Volta e meia aparece-nos lá na Manutenção (a equipa em que estou presentemente inserido) e nos fóruns exemplos retorcidos do uso da Agile Platform que têm obviamente (às vezes mesmo assumidamente) o intuito de "poupar Software Units". Temos clientes a perguntar porque é que referências a entidades no Integration Studio não estão a criar as entidades, ou clientes que fizeram perguntas avançadas quando uma simples chegava bem a queixar-se que o desempenho está mau. Tal como o Pedro avisou, estas práticas levam a código de difícil manutenção e à subversão total do objectivo pelo qual se usa a Agile Platform. Devido ao facto de ser mais caro programar "como deve ser" podemos estar a criar algum desconforto nos nossos clientes que se vêm forçados a usar estas técnicas pouco saudáveis para poupar uns trocos e que depois têm de manter o código que fazem porque não estão a tirar total partido da Agile Platform.

Há aqui claramente um conflito de interesses entre usar bem a Agile Platform e o quanto ela custa ao cliente. O cliente enfrenta o dilema entre fazer bom uso da Agile Platform e tirar o máximo proveito económico do produto que comprou. Visto de outra forma: ao mesmo tempo que nós, Outsystems, dizemos que se deve programar de uma certa forma na Agile Platform estamos a penalizar financeiramente quem o faz. E os clientes, confrontados com a escolha entre ter de pagar mais para continuarem a trabalhar e transformar umas perguntas simples em perguntas avançadas, usualmente vão escolher programar "mal". Especialmente nas gamas mais baixas da plataforma (a versão "Community" grátis, Edição Standard) onde estão mais limitados no que diz respeito a Software Units e não têm ainda uma fábrica aplicacional muito pesada.

A verdade é que quando confrontados com ter de gastar mais dinheiro, a maioria dos nossos clientes (o nosso alvo de mercado são especificamente empresas) vai estrebuchar o máximo que conseguir para o evitar.

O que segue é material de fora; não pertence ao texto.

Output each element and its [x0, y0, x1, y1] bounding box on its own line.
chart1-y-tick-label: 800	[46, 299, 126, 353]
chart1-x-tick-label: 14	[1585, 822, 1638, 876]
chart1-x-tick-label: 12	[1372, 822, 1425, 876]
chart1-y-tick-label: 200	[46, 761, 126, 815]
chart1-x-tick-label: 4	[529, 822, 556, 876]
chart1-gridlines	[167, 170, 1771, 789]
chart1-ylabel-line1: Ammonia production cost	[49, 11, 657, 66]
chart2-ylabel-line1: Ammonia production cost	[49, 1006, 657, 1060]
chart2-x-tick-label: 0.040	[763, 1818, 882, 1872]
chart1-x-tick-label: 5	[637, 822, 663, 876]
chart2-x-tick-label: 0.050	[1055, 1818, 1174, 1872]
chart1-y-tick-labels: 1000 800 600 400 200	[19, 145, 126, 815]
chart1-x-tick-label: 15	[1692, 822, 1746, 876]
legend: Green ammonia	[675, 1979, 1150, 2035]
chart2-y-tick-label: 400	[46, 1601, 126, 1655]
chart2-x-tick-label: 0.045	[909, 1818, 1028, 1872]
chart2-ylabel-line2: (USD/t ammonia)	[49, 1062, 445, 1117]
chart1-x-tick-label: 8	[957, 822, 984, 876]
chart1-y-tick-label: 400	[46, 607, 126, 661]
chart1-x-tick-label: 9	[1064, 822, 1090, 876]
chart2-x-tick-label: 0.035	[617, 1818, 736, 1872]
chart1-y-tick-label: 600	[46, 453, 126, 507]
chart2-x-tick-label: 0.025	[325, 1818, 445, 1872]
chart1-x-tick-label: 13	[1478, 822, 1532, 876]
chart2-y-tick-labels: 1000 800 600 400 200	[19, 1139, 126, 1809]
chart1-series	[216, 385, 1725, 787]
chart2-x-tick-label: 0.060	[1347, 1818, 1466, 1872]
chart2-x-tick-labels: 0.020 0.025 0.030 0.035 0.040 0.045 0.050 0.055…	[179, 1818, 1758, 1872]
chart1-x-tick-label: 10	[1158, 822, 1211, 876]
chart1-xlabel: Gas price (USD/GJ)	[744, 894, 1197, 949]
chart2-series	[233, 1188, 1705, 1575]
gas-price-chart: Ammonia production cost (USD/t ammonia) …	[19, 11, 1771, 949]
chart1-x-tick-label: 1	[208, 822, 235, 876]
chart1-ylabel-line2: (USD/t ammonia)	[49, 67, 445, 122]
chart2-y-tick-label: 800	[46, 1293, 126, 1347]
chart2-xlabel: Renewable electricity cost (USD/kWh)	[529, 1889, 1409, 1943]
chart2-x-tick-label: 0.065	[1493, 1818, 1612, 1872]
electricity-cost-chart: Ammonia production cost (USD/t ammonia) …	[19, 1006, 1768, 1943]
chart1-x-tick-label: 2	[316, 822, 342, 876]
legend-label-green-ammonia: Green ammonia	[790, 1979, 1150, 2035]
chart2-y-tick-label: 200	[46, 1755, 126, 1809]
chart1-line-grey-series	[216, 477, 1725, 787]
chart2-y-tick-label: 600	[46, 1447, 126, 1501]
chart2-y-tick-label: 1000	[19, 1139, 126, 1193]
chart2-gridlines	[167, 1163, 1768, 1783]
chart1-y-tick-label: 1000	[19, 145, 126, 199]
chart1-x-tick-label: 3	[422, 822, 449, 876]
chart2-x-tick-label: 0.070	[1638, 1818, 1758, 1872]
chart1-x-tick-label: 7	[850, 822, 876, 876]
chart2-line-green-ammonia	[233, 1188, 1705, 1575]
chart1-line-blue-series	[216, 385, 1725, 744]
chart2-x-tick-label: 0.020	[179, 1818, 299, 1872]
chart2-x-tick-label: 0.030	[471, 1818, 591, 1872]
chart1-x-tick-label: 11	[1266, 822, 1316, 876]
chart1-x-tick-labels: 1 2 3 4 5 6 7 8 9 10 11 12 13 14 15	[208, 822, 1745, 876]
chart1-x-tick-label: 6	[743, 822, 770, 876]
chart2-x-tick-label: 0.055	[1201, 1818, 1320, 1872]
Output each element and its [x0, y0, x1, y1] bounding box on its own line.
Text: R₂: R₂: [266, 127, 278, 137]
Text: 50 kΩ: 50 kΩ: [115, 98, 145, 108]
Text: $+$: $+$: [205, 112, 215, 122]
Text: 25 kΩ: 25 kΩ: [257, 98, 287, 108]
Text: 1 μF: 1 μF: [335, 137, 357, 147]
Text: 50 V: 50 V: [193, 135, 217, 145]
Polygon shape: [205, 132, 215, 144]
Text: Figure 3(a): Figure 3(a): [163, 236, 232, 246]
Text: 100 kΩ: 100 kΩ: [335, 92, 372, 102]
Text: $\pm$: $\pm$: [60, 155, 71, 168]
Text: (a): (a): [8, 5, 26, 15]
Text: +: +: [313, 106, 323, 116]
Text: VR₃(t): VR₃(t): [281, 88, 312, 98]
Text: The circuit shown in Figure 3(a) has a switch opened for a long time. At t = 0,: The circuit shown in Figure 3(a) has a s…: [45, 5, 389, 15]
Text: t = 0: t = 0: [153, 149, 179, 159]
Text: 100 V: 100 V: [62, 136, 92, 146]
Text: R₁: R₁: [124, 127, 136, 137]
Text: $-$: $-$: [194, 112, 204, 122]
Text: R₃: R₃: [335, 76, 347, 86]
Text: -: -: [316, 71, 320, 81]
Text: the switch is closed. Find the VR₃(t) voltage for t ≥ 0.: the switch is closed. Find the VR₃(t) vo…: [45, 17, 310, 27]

Quando esse ponto de pressão para adquirir uma nova versão da Agile Platform é através da quantidade de Software Units, pela maneira como se atinge esse limite, há uma maneira relativamente fácil de optimizar as aplicações de forma a serem mais baratas. Isto é detrimental para a Outsystems porque quem chega ao ponto de precisar de comprar uma versão acima por causa da complexidade da fábrica aplicacional tem uma hipótese para se safar de comprar a versão mais acima. Ainda pior que só ter essa hipótese é que a seguir vai ficar mais descontente com a Agile Platform se seguir essa hipótese, já que vai estar a usar elementos menos optimizados da linguagem que não só causam um deterioramento do desempenho das aplicações como também são de manutenção mais difícil.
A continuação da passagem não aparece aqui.